The success of this programme means that nearly four out of ten bushels of this year’s corn crop will be made into fuel for your car.
But here’s the rub – aside from the blatently obvious fact that this food to fuel policy is forcing up food prices – This ethanol is now being exported in record quantities.
Recent US government data showed that 251m gallons in fuel ethanol were exported in the nine months to September 30, more than double the 2009 total.
So on the one had the US is subisidising ethanol production to wean itself of foreign oil, but that oil is now being exported to foreigners.
Does it make sense? Of course not.
The way the US ethanol market is being subsidised is by tax credits to companies that blend ethanol with petrol.
Indeed US government support to the ethanol industry totalled $7.7bn in 2009, according to the International Energy Agency.
But using tax credits to facilitate an export boom does not make sense to Rob Vierhout of ePure, a European ethanol trade association, who tells today’s FT: “The blender’s credit was not set up with the intention to facilitate exports” and warned of legal action to halt US shipments subsidised by the credit.
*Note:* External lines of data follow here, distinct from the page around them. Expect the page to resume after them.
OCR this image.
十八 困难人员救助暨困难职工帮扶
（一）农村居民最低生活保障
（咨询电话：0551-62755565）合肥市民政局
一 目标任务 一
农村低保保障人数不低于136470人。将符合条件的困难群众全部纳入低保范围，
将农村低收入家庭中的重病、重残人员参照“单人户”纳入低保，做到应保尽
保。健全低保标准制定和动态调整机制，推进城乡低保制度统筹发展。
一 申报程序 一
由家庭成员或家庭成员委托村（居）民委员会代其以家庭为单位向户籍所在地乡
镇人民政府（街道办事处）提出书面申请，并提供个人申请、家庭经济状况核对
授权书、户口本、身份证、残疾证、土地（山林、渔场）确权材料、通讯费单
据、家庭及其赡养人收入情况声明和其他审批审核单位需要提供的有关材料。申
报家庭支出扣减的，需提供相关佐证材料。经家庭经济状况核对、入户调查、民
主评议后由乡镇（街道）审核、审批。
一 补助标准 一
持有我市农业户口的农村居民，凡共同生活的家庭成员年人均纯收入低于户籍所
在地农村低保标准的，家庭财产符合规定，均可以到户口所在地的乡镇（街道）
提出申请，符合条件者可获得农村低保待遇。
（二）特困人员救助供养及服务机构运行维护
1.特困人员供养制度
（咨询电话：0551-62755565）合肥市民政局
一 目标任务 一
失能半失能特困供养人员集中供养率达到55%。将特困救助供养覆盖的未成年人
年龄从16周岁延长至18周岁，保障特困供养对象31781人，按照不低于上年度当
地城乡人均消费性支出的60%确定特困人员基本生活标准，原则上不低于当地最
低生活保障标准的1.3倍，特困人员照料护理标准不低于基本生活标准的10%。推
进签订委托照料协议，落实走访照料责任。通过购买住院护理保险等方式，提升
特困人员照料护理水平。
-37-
The threat of European legal action is not the only threat to the tax credit behind the exports. It is due to expire at the end of the year and could be challenged from other quarters, although continuing the credits will be seen as vital by politicians from the corn belt.
Moreover US suppliers argue that the market is saturated at home and so they have to export: “The domestic market here in the US is essentially saturated. We are looking for a home for the surplus,” argues Geoff Cooper at the Renewable Fuels Association, a US trade group.
But the EU is also caught between a rock and a hard place. It if does not import US ethanol, it will have to grow it itself and this could have devastating consequences.
A recent report by the independent Institute for European Environmental Policy (IEEP) found that plans to make European motorists use more biofuels could take an area the size of Ireland out of food production by 2020 and accelerate climate change.
The report bases its predictions on plans that countries have submitted to the EU detailing how they intend to meet their legal requirement to include 10% of renewable energy in all transport fuels by 2020.
IEEP calculations suggest that the indirect effect of the switch will be to take between 4.1m and 6.9m hectares out of food production. In addition, say the authors, opening up land to compensate for the food taken out of production will lead to between 27m and 56m tonnes of additional CO2 emissions, the equivalent of putting nearly 26m more cars on the road.
David Baldock, Executive Director IEEP, commented that: ‘Promoting the use of biofuels with no consideration of indirect land use change (ILUC) has the potential actually to increase the EU’s greenhouse gas emissions. It is vital that this situation is rectified”.
So a policy that is meant to reduce CO2 actually increases CO2.
As I said, sometime you just cannot make sense of the madness.